Offtopic: not trying to sound offensive or pushy, but what happened to numpypy development? I'm regularly checking http://buildbot.pypy.org/numpy-status/latest.html, and it looks like its development is stale for several months.

Maciej Fijalkowski said...

@Anonymous not much. I'll write a non-progress blog post some time soon.

Anonymous said...

@Fijal
Thank you!

Dima Tisnek said...

Awesome proof of concept!

Can you post memory footprint comparison, please?

And perhaps a quick overview what these test cases cover, arithmetic, function call overhead, dynamic language features?

Thanks for your hard work, without likes of you OSS would never exist!

Anonymous said...

Just in case anyone *is* interested in implementing PHP on the Parrot Virtual Machine, you don't have to tie yourself to the PVM bytecodes.

You can write your PHP compiler entirely in NQP (Not Quite Perl) which in turn produces parrot bytecode for you.

This is important for two reasons:

First, NQP is a mid level language, and is relatively easy to write in, and doesn't require you to know anything at all about the PVM.

Second, although NQP *presently* only targets PVM, there's an in-progress backend which targets the Java Virtual Machine! Early benchmarks suggest that it is already faster than perl5, and there are many optimizations and speedups to come.

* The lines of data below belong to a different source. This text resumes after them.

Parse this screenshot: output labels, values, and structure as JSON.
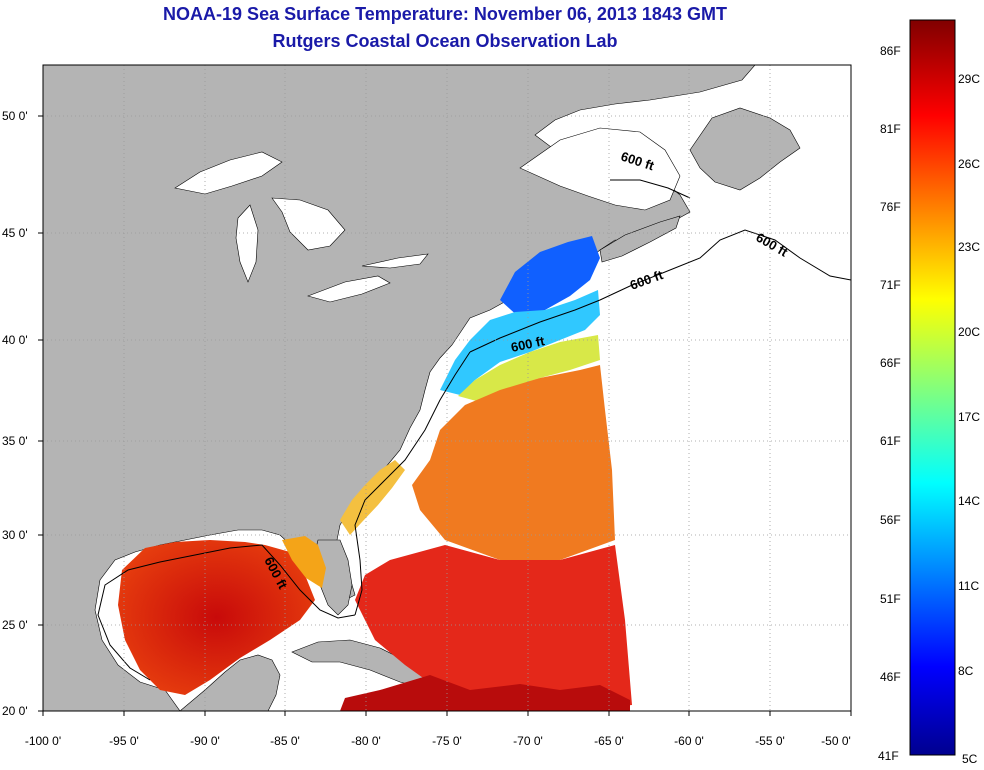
{
  "header": {
    "title": "NOAA-19 Sea Surface Temperature:  November 06, 2013 1843 GMT",
    "subtitle": "Rutgers Coastal Ocean Observation Lab"
  },
  "map": {
    "longitude_ticks": [
      "-100 0'",
      "-95 0'",
      "-90 0'",
      "-85 0'",
      "-80 0'",
      "-75 0'",
      "-70 0'",
      "-65 0'",
      "-60 0'",
      "-55 0'",
      "-50 0'"
    ],
    "latitude_ticks": [
      "50 0'",
      "45 0'",
      "40 0'",
      "35 0'",
      "30 0'",
      "25 0'",
      "20 0'"
    ],
    "contour_label": "600 ft",
    "land_color": "#b4b4b4",
    "no_data_color": "#ffffff",
    "gridlines": true
  },
  "colorbar": {
    "fahrenheit_labels": [
      "86F",
      "81F",
      "76F",
      "71F",
      "66F",
      "61F",
      "56F",
      "51F",
      "46F",
      "41F"
    ],
    "celsius_labels": [
      "29C",
      "26C",
      "23C",
      "20C",
      "17C",
      "14C",
      "11C",
      "8C",
      "5C"
    ],
    "colormap": "jet",
    "min_c": 5,
    "max_c": 31
  }
}
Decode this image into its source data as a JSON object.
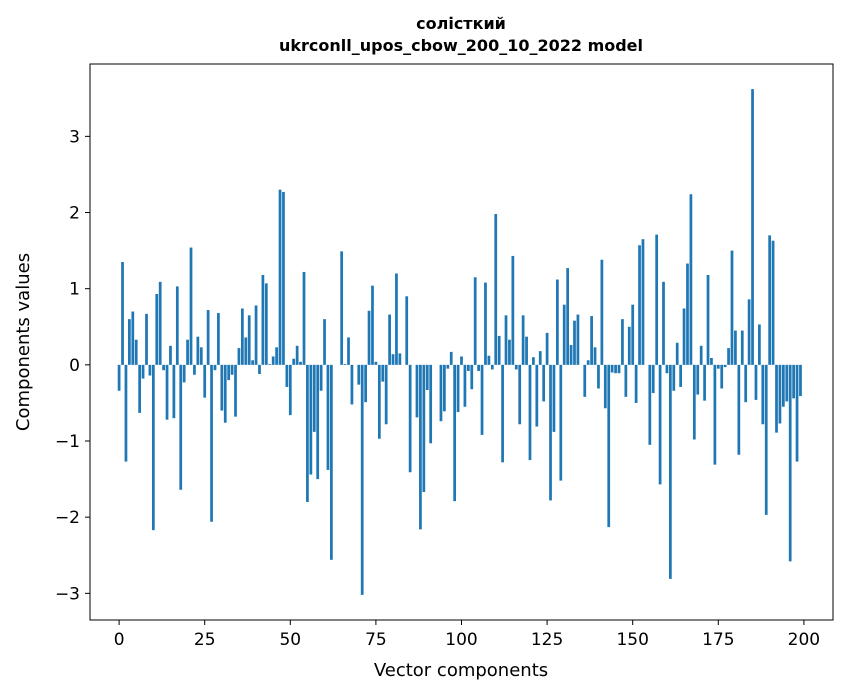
{
  "chart_data": {
    "type": "bar",
    "title_line1": "солісткий",
    "title_line2": "ukrconll_upos_cbow_200_10_2022 model",
    "xlabel": "Vector components",
    "ylabel": "Components values",
    "xlim": [
      -8.5,
      208.5
    ],
    "ylim": [
      -3.35,
      3.95
    ],
    "x_ticks": [
      0,
      25,
      50,
      75,
      100,
      125,
      150,
      175,
      200
    ],
    "x_tick_labels": [
      "0",
      "25",
      "50",
      "75",
      "100",
      "125",
      "150",
      "175",
      "200"
    ],
    "y_ticks": [
      -3,
      -2,
      -1,
      0,
      1,
      2,
      3
    ],
    "y_tick_labels": [
      "−3",
      "−2",
      "−1",
      "0",
      "1",
      "2",
      "3"
    ],
    "bar_color": "#1f77b4",
    "grid": false,
    "x": [
      0,
      1,
      2,
      3,
      4,
      5,
      6,
      7,
      8,
      9,
      10,
      11,
      12,
      13,
      14,
      15,
      16,
      17,
      18,
      19,
      20,
      21,
      22,
      23,
      24,
      25,
      26,
      27,
      28,
      29,
      30,
      31,
      32,
      33,
      34,
      35,
      36,
      37,
      38,
      39,
      40,
      41,
      42,
      43,
      44,
      45,
      46,
      47,
      48,
      49,
      50,
      51,
      52,
      53,
      54,
      55,
      56,
      57,
      58,
      59,
      60,
      61,
      62,
      63,
      64,
      65,
      66,
      67,
      68,
      69,
      70,
      71,
      72,
      73,
      74,
      75,
      76,
      77,
      78,
      79,
      80,
      81,
      82,
      83,
      84,
      85,
      86,
      87,
      88,
      89,
      90,
      91,
      92,
      93,
      94,
      95,
      96,
      97,
      98,
      99,
      100,
      101,
      102,
      103,
      104,
      105,
      106,
      107,
      108,
      109,
      110,
      111,
      112,
      113,
      114,
      115,
      116,
      117,
      118,
      119,
      120,
      121,
      122,
      123,
      124,
      125,
      126,
      127,
      128,
      129,
      130,
      131,
      132,
      133,
      134,
      135,
      136,
      137,
      138,
      139,
      140,
      141,
      142,
      143,
      144,
      145,
      146,
      147,
      148,
      149,
      150,
      151,
      152,
      153,
      154,
      155,
      156,
      157,
      158,
      159,
      160,
      161,
      162,
      163,
      164,
      165,
      166,
      167,
      168,
      169,
      170,
      171,
      172,
      173,
      174,
      175,
      176,
      177,
      178,
      179,
      180,
      181,
      182,
      183,
      184,
      185,
      186,
      187,
      188,
      189,
      190,
      191,
      192,
      193,
      194,
      195,
      196,
      197,
      198,
      199
    ],
    "values": [
      -0.34,
      1.35,
      -1.27,
      0.6,
      0.7,
      0.33,
      -0.63,
      -0.18,
      0.67,
      -0.14,
      -2.17,
      0.93,
      1.09,
      -0.07,
      -0.72,
      0.25,
      -0.7,
      1.03,
      -1.64,
      -0.23,
      0.33,
      1.54,
      -0.13,
      0.37,
      0.23,
      -0.43,
      0.72,
      -2.06,
      -0.07,
      0.68,
      -0.6,
      -0.76,
      -0.2,
      -0.13,
      -0.68,
      0.22,
      0.74,
      0.36,
      0.65,
      0.06,
      0.78,
      -0.12,
      1.18,
      1.07,
      0.01,
      0.11,
      0.23,
      2.3,
      2.27,
      -0.29,
      -0.66,
      0.08,
      0.25,
      0.04,
      1.22,
      -1.8,
      -1.44,
      -0.88,
      -1.5,
      -0.34,
      0.6,
      -1.38,
      -2.56,
      0.0,
      0.0,
      1.49,
      0.01,
      0.36,
      -0.52,
      0.0,
      -0.26,
      -3.02,
      -0.49,
      0.71,
      1.04,
      0.04,
      -0.97,
      -0.22,
      -0.78,
      0.66,
      0.14,
      1.2,
      0.15,
      0.0,
      0.9,
      -1.41,
      0.0,
      -0.69,
      -2.16,
      -1.67,
      -0.33,
      -1.03,
      0.0,
      0.0,
      -0.74,
      -0.61,
      -0.05,
      0.17,
      -1.79,
      -0.62,
      0.11,
      -0.55,
      -0.08,
      -0.32,
      1.15,
      -0.08,
      -0.92,
      1.08,
      0.12,
      -0.06,
      1.98,
      0.38,
      -1.28,
      0.65,
      0.33,
      1.43,
      -0.06,
      -0.78,
      0.65,
      0.37,
      -1.25,
      0.1,
      -0.81,
      0.18,
      -0.48,
      0.42,
      -1.78,
      -0.88,
      1.12,
      -1.52,
      0.79,
      1.27,
      0.26,
      0.58,
      0.66,
      0.0,
      -0.42,
      0.06,
      0.64,
      0.23,
      -0.31,
      1.38,
      -0.57,
      -2.13,
      -0.1,
      -0.11,
      -0.11,
      0.6,
      -0.42,
      0.5,
      0.79,
      -0.5,
      1.57,
      1.65,
      0.0,
      -1.05,
      -0.37,
      1.71,
      -1.57,
      1.09,
      -0.11,
      -2.81,
      -0.34,
      0.29,
      -0.29,
      0.74,
      1.33,
      2.24,
      -0.98,
      -0.39,
      0.25,
      -0.47,
      1.18,
      0.09,
      -1.31,
      -0.05,
      -0.31,
      -0.03,
      0.22,
      1.5,
      0.45,
      -1.18,
      0.45,
      -0.49,
      0.86,
      3.62,
      -0.46,
      0.53,
      -0.78,
      -1.97,
      1.7,
      1.63,
      -0.89,
      -0.77,
      -0.55,
      -0.48,
      -2.58,
      -0.44,
      -1.27,
      -0.41
    ]
  }
}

Thus, if you were to write a PHP compiler in NQP, you could target either the Parrot Virtual machine, or (in the future) the Java virtual machine.

Unknown said...

Just in case anyone *is* interested in implementing PHP on the Parrot Virtual Machine, you don't have to tie yourself to the PVM bytecodes.

You can write your PHP compiler entirely in NQP (Not Quite Perl) which in turn produces parrot bytecode for you.

This is important for two reasons:

First, NQP is a mid level language, and is relatively easy to write in, and doesn't require you to know anything at all about the PVM.

Second, although NQP *presently* only targets PVM, there's an in-progress backend which targets the Java Virtual Machine! Early benchmarks suggest that it is already faster than perl5, and there are many optimizations and speedups to come.

Thus, if you were to write a PHP compiler in NQP, you could target either the Parrot Virtual machine, or (in the future) the Java virtual machine.